Les idées reçues sur les femmes et l’argent sont encore trop nombreuses. Les données existantes sur le sujet montrent pourtant à quel point le rapport que les femmes entretiennent avec l’argent est pétri par l’éducation, les inégalités et les injustices. Tour d’horizon des principaux stéréotypes liés aux femmes et à l’argent et des inégalités qui se cachent derrière ce rapport si particulier.

Les femmes et l’argent : des stéréotypes à la réalité

Les femmes seraient naturellement vénales, intéressées, frivoles, etc.


Les femmes sont encore trop souvent victimes de clichés péjoratifs quand il en va de leur rapport à l’argent. Une simple recherche sur Google avec la requête « femme et argent » permet de s’en rendre facilement compte.

Section "Autres questions posées" sur Google pour la requête "femme et argent", reflétant les clichés sexistes sur le sujet.
Capture d’écran des « Autres questions posées » suggérées par Google Search pour la requête « femme et argent » (ainsi que pour « la femme et l’argent »), en 2e position de la SERP (capture faite le 30/03/2023).

Les faits vont nettement à l’encontre de tous ces préjugés.

Scolairement, les filles réussissent mieux et sont plus nombreuses que les garçons à poursuivre leurs études après le baccalauréat. Elles sont aussi plus diplômées1. Malgré ces atouts qui pourraient leur permettre de construire des carrières prospères, elles s’orientent majoritairement vers des métiers moins rémunérateurs. En 2020-2021, la plupart se préparaient à exercer une profession dans les domaines du paramédical, du social, du médical (médecine et pharmacie) ou des sciences humaines (lettres, langues, etc.). Dans les écoles d’ingénieur, par contre, près de trois quarts des étudiants étaient des hommes1.
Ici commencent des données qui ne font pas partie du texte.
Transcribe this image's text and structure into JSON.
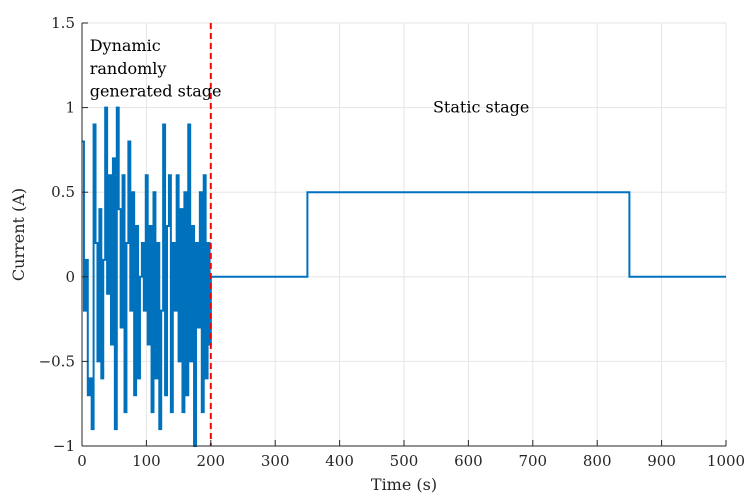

En 2018, 72 % des hommes et des femmes âgés de 40 ans vivaient en couple1 : la vie à deux reste la norme. Et lorsque le duo accueille un ou plusieurs enfants, ce sont en général les mères qui se mettent à temps partiel, prennent un congé parental ou suspendent leur activité professionnelle. D’ailleurs, elles revêtent également de plus en plus le rôle d’aidante familiale et prennent soin des plus âgés. Pour expliquer les raisons de ces choix, on peut évoquer l’écart de rémunération entre les hommes et les femmes : c’est logiquement celui des deux qui gagne le moins dans le couple qui délaisse son travail. 
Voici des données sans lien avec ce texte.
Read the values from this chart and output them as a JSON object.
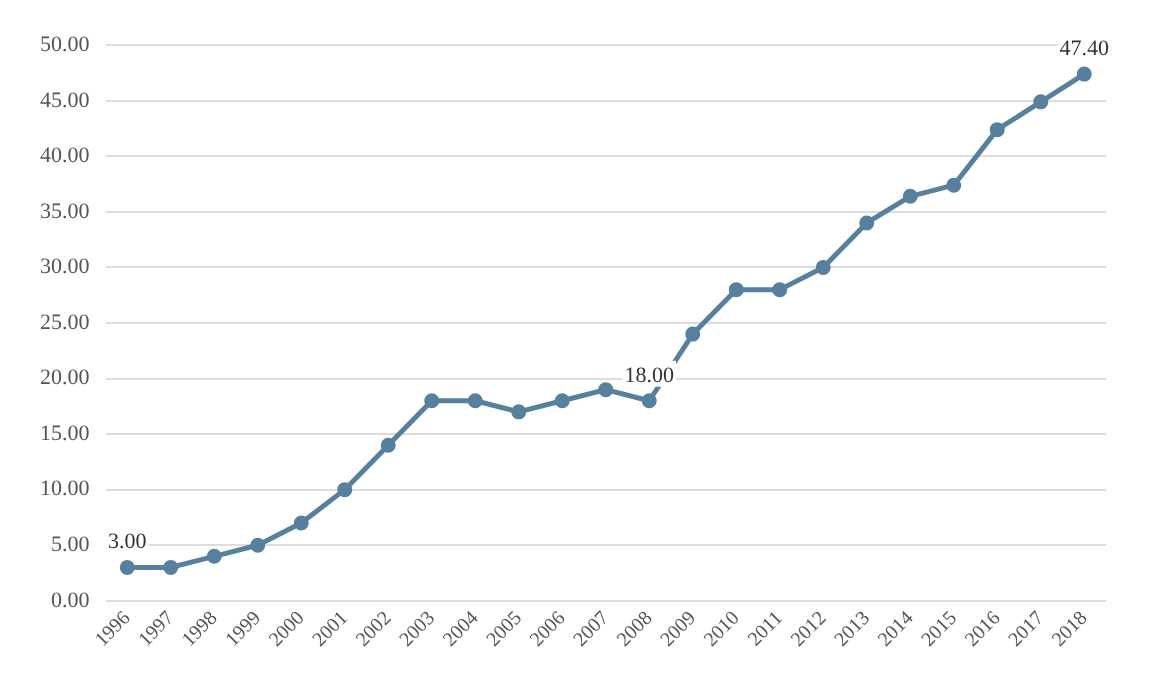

Les femmes se chargent donc de concilier vie personnelle et vie professionnelle dans l’intérêt de leur foyer. Mais ce faisant, elles y perdent financièrement. En effet, l’évolution de leur salaire, déjà inférieur à celui des hommes, est freinée par l’interruption de leur carrière. En outre, elles prennent leur retraite plus tard et perçoivent une pension moins élevée. 

Par ailleurs, les femmes consacrent plus de temps aux tâches domestiques (corvées ménagères, enfants, etc.) que leurs compagnons2. Elles fournissent un travail gratuit invisible qui constitue un manque à gagner estimé à une somme allant de 5 982 et 14 159 € par an3

Pour couronner le tout, elles osent moins demander une augmentation ou une promotion à leur employeur, ou négocier leur salaire pendant un entretien d’embauche4

Les femmes ont moins d’argent que les hommes  

Lorsqu’on se penche sur les écarts de rémunération entre les hommes et les femmes, les chiffres sont édifiants. 

Tous temps de travail confondus, les femmes touchent 22 % de moins que les hommes1. En adoptant le point de vue des femmes, on dira que les hommes empochent 29 % de plus que les femmes5. Notons que le pourcentage le plus médiatisé est le premier, le plus faible. Cela ne change rien au résultat : la perte s’élève à 450 € par mois en moyenne pour les salariées.

Si l’on compare les salaires à temps de travail égal, à temps plein, les femmes gagnent 16,8 % de moins que les hommes. 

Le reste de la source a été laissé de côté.